Y salí muchas veces con mi nasobuco verde olivo, el primero que conseguí. Salgo cada día protegido por esa tela pero no consigo nada para comer, y veo como el congelador va quedando vacío, como crece en espacio libre, y pienso en mi estómago, en el de mi perro, y quedo triste, pesaroso, pero insisto…, y vuelvo a ajustarme el nasobuco, y pienso en las utilidades que tiene para el gobierno esa telita; porque no podremos negar que el nasobuco resulta ventajoso para las autoridades. Esa telita que cubre la boca de los cubanos y que modifica sus voces, las ralentiza, y hasta las puede volver inescrutables.
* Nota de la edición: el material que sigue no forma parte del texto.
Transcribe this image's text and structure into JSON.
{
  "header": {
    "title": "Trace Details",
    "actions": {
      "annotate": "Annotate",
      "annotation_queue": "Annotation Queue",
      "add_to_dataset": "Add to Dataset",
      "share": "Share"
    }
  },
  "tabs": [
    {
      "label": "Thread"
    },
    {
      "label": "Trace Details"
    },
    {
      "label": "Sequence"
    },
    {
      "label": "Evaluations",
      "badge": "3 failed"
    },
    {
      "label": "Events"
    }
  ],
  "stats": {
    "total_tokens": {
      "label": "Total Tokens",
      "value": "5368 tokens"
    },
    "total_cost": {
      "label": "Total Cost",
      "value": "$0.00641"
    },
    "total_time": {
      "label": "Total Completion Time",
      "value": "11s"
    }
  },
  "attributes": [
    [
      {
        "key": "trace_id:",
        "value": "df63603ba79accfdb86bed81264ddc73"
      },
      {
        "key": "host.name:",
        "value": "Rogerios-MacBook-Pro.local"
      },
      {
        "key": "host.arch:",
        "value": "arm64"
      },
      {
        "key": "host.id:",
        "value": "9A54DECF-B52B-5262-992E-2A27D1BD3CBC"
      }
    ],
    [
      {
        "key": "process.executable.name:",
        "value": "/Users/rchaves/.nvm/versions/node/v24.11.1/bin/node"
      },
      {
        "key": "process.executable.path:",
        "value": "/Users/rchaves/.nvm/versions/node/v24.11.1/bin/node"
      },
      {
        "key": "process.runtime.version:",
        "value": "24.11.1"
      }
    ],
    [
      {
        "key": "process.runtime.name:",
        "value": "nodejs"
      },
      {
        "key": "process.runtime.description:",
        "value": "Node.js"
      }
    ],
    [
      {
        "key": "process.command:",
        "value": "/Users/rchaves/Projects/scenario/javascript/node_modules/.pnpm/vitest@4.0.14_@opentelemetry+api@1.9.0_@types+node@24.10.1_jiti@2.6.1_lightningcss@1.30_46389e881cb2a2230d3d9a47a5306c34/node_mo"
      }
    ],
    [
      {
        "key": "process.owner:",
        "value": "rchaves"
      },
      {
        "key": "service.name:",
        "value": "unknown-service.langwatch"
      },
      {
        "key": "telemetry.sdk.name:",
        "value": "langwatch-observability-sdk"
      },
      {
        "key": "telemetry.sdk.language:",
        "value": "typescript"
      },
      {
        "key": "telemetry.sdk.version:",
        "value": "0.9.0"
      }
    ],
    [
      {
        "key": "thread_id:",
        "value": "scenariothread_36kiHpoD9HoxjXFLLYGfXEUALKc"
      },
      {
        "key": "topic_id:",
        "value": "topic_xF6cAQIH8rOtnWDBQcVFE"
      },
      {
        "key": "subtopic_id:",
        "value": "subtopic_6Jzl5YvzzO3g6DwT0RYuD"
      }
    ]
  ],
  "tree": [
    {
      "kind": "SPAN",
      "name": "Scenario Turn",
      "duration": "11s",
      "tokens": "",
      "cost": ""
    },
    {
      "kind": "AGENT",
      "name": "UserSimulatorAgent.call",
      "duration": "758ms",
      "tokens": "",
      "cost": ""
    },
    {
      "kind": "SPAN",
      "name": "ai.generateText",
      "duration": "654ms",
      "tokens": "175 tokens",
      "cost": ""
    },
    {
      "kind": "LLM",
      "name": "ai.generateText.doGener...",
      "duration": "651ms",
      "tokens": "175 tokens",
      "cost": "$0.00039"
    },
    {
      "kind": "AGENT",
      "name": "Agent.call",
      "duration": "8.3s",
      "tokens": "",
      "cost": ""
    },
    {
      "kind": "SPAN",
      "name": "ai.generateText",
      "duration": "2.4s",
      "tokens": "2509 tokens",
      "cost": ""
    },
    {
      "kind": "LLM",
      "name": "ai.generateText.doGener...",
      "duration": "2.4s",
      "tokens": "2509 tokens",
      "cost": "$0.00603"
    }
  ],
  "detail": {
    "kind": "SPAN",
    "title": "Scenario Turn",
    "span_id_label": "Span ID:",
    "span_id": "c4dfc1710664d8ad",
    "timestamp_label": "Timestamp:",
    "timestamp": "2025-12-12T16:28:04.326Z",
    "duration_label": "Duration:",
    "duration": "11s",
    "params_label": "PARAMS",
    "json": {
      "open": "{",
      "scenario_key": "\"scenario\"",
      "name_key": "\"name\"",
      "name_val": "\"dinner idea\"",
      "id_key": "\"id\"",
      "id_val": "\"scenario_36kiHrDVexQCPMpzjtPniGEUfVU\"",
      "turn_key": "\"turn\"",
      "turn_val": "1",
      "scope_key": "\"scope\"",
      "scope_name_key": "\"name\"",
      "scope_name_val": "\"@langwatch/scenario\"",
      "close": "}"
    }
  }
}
El coronavirus puede ser útil al gobierno. La boca cubierta, la boca muda, el encierro en casa, la no socialización. El virus hace desaparecer las aglomeraciones, y cuando se hace necesario la boca está cubierta por un pedazo de tela que se amarra detrás para ajustarla, para encerrar la palabra. El nasobuco confina la palabra, limita el discurso. Y ahora llegó el aislamiento, la casa cerrada en cada puerta, en todas las ventanas, y si todo eso no bastara entonces puede aparecer la policía, para reprimir al que “se atreva”.
Exterminar el virus se consigue solo haciendo desaparecer a la gente, con todas sus representaciones, y eso es conveniente. El nasobuco y el encierro son “buenos” en tanto limitan la comunicación. El nasobuco puede hacer desaparecer la palabra y difuminar todos sus significados, toda su fuerza. La palabra descansa, se vuelve queda, se trunca el discurso, y finalmente desaparece. No estoy hablando de una propagación interesada, pero si de lo útil que resulta el aislamiento y el silencio en días de tanta inconformidad, que podrían acompañarse de exaltaciones y exigencias.
Sin dudas la enfermedad propicia la dependencia y la servidumbre, la obediencia. El ocaso del poder comunista queda entonces aplazado. El comunismo cubano vuelve a aparecer, caprichosamente, como el gran benefactor. La “revolución” se sirve de todo eso y propone hacer comparaciones, pone en sus discursos lo que resulta conveniente. El “bicho” campea por su respeto, y hablamos de él, de los vivos, de los muertos que va dejando, de los que vendrán luego.
Hablamos de la enfermedad y de los enfermos. El bicho ofrece una crecida libertad al discurso comunista, le permite cantarse a sí mismo. El coronavirus nos aleja de la verdad y nos acerca a la muerte. Este bicho resulta útil, en extremo, al discurseo comunista. Y este bicho que tanto revuelo arma, y también la enfermedad, me hace recordar otros momentos de la historia cubana de los últimos sesenta años. Hasta me hace recordar, aunque no esté muy relacionada, aquella sonada Zafra del 70, la de “los diez millones van, y de que van van”…, aunque solo consiguieron una orquesta.